I’m always writing. You hate it sometimes, it robs us of more time we could use to sneak away into the abyss of our intertwined hearts. But lately, I love that you don’t mind anymore. I’m pretty sure you’d never read any of the stuff I write.
I could scream every word known to man but nothing can ever compete with the fact that ‘YOU’ frightens me. I need to understand why when I hold you, I become weak at the taste of what we could create together. My heart strains to taste the beauty that my ears are treated to whenever you whisper. My inner being is burned out at your altar of selflessness, I’m as sold out to you as a lamb ready for sacrifice. But you still see through it all and choose to hold onto me like I’m the anchor your mama told you to never let go of.
I remember not so long ago, someone I knew then, loved me like as if I had a bounty on my head that I didn’t know of. Trying to make me feel small any chance they got. But you, you smile at me with your beautiful and watery eyes every night, kiss away all my scars past.
Last night you, you held my hand and gaze.

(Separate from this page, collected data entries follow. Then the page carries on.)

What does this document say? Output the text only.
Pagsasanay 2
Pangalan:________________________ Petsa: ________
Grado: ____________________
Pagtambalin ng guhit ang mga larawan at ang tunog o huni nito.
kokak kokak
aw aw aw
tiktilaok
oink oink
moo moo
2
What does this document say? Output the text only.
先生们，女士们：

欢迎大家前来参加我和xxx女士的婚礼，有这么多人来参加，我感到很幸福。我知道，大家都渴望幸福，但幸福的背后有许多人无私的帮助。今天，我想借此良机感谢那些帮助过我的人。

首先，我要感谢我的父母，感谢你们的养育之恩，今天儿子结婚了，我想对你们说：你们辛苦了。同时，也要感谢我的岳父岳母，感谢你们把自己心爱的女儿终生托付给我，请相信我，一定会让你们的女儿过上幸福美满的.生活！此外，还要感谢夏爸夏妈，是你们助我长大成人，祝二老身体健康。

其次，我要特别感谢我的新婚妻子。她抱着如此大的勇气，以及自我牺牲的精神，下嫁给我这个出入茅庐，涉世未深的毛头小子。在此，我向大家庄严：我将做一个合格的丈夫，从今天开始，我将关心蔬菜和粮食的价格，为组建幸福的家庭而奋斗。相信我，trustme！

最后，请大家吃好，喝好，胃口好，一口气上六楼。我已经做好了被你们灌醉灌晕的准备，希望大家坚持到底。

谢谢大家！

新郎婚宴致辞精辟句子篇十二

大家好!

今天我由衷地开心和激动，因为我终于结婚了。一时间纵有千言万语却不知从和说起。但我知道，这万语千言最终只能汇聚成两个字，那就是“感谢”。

For a minute I thought you were really going to walk out on me. I shouldn’t have written about us and published the stories for the whole world to see (I thought you’d never know anyway). Then you surprised me, by reciting my letters one by one. It was so beautiful to watch you break down, laugh and shake from all the pleasure you got from watching my very stunned self.
If this isn’t love, I don’t know what is.